Una cultura del business culturale

Il business culturale. Ogni organizzazione, e chi si occupa di spettacolo in modo particolare, è costantemente impegnata in una ricerca di modi per migliorare e far crescere il proprio business. E’ opportuno parlare di business in un ambito artistico? Naturalmente sì, per quanto peculiare sia il terreno da coltivare!

Eppure, nel paese dove il patrimonio artistico non si conta, tante sono le opere di pregio, sparse in ogni angolo della penisola, tutto diventa notevolmente difficile e faticoso. Uno Stato, dovrebbe rendere quel terreno il più possibilmente fertile per ogni realtà che manifesta l’intenzione di investire in un modello di business (culturale) efficace. Efficace? O più semplicemente della produttività. Sostantivo femminile, in altre parole l’attitudine a conseguire un risultato superiore ai mezzi impiegati, specialmente dal punto di vista economico: più specificamente, il rapporto tra la quantità prodotta in una data unità di tempo e i mezzi impiegati per produrla, o il rapporto tra il prodotto e l’insieme dei fattori di produzione che hanno concorso a produrlo. Facile, no? Con una definizione cosi chiara è impossibile sbagliare. In realtà le cose non sono semplici. In cima alla lista dei desideri (e delle preoccupazioni) della maggior parte delle aziende (culturali e non, ma lo sono poi veramente?), c’è l’avere una forza lavoro impegnata a produrre qualcosa con il minor costo possibile. Non hanno la più pallida idea che cosa sia la consapevolezza di sé e il controllo sulle proprie scelte, decisioni e azioni.
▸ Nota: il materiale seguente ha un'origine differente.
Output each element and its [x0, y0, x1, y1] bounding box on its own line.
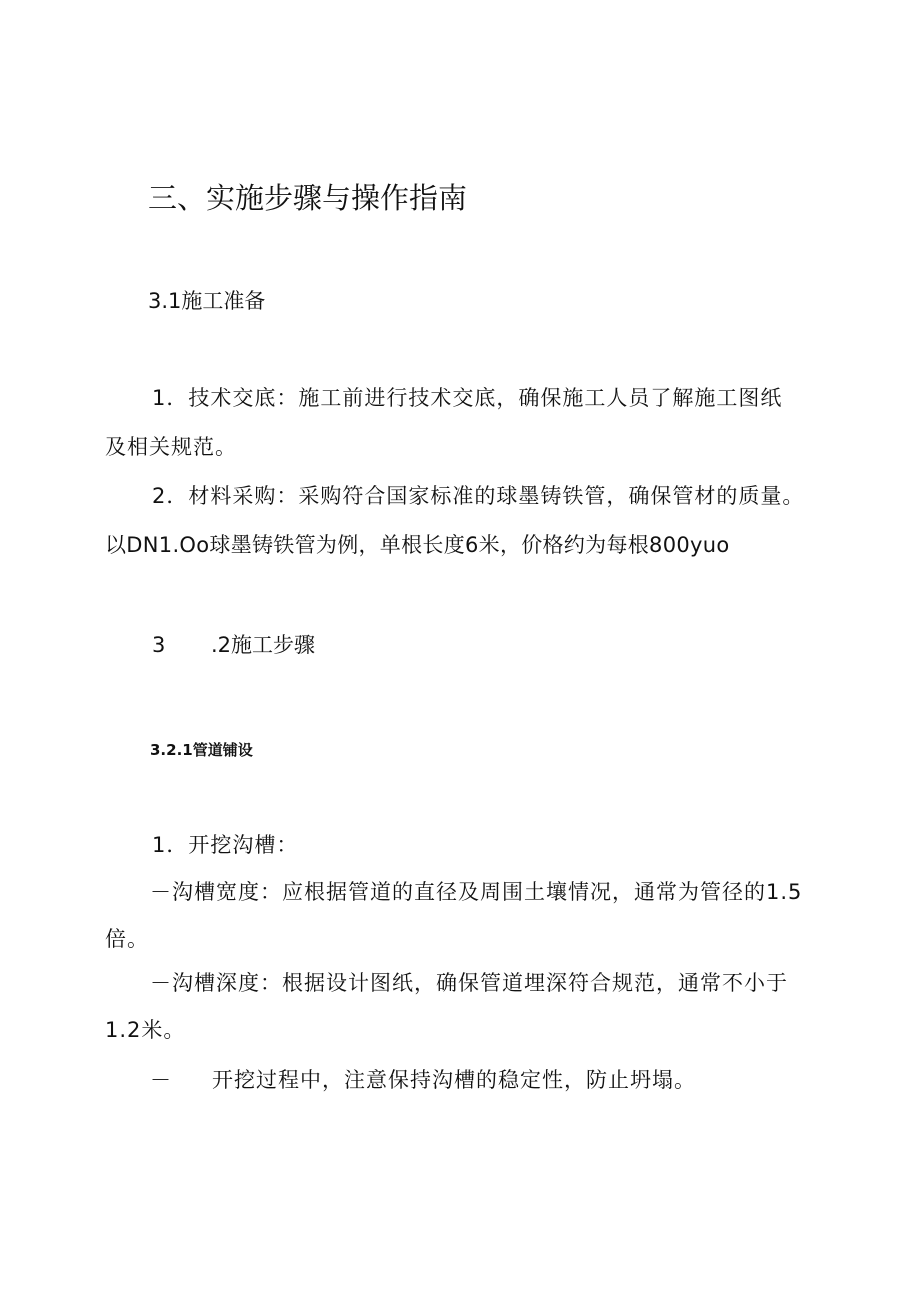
- heading-3-1: 3.1施工准备: [148, 289, 266, 313]
- heading-3-2-1: 3.2.1管道铺设: [150, 741, 253, 759]
- list-item-trench-excavation: 1．开挖沟槽：: [152, 833, 299, 857]
- paragraph-material-purchase-line2: 以DN1.Oo球墨铸铁管为例，单根长度6米，价格约为每根800yuo: [105, 533, 730, 557]
- bullet-trench-depth-line2: 1.2米。: [105, 1018, 186, 1042]
- bullet-dash: －: [150, 1068, 172, 1092]
- bullet-trench-width-line1: －沟槽宽度：应根据管道的直径及周围土壤情况，通常为管径的1.5: [150, 880, 803, 904]
- heading-3-2: [152, 629, 315, 659]
- paragraph-tech-briefing-line1: 1．技术交底：施工前进行技术交底，确保施工人员了解施工图纸: [152, 386, 783, 410]
- heading-3-2-number: 3: [152, 633, 166, 657]
- paragraph-material-purchase-line1: 2．材料采购：采购符合国家标准的球墨铸铁管，确保管材的质量。: [152, 484, 805, 508]
- bullet-trench-depth-line1: －沟槽深度：根据设计图纸，确保管道埋深符合规范，通常不小于: [150, 971, 788, 995]
- bullet-trench-width-line2: 倍。: [105, 927, 149, 951]
- heading-3-2-text: .2施工步骤: [211, 633, 316, 657]
- bullet-excavation-stability-text: 开挖过程中，注意保持沟槽的稳定性，防止坍塌。: [212, 1068, 696, 1092]
- paragraph-tech-briefing-line2: 及相关规范。: [105, 435, 237, 459]
- section-title: 三、实施步骤与操作指南: [148, 181, 468, 215]
- bullet-excavation-stability: [150, 1064, 696, 1094]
Non sentono per nulla la necessità di acquisire competenze sulle proprie vite, e tentare di cambiare il proprio ambiente sociale e politico.

Se scostassimo la tenda (ma solo un po’) sul sistema teatrale italiano, perennemente in crisi e per questo alla continua ricerca di denaro pubblico, aggravata dalla riduzione sia del Fondo Unico dello Spettacolo che del sostegno che possono garantire gli Enti Locali, che cosa, in sostanza, vedremmo. L’insufficiente capacità di coinvolgere nuove e più esigenti fasce di spettatori. Di conseguenza, tutto questo non solo si riflette sugli incassi, ma anche sulla possibilità che altri soggetti economici siano indotti a guardare al teatro come a un’opportunità d’investimento. Sul versante della produzione, cosa possono fare le grandi compagnie e i teatri, se non di cercare di minimizzare il rischio, spingendo cosi le programmazioni verso spettacoli considerati più sicuri, garantiti dai soliti nomi in cartellone, che non sorprendano in modo eccessivo.

Le imprese sono di fronte a molte sfide: nuove tecnologie, strategie digitali e la perdita di risorse a causa di una delle peggiori recessioni che il mondo abbia mai visto. Un pubblico (nel caso specifico dello spettacolo) sempre più difficile con un’infinità di proposte di spettacoli tra cui scegliere e la possibilità d’intrattenimento pressoché illimitato. Tutto questo richiede molta cura, la necessità cioè di assumersi una responsabilità, pronti a sfidare lo status quo. Non possiamo semplicemente dire di avere il potere creativo. Abbiamo bisogno di creare una cultura che permette, incoraggia e premia questi comportamenti, ma soprattutto le organizzazioni hanno bisogno di dimostrare di vivere e respirare questi valori.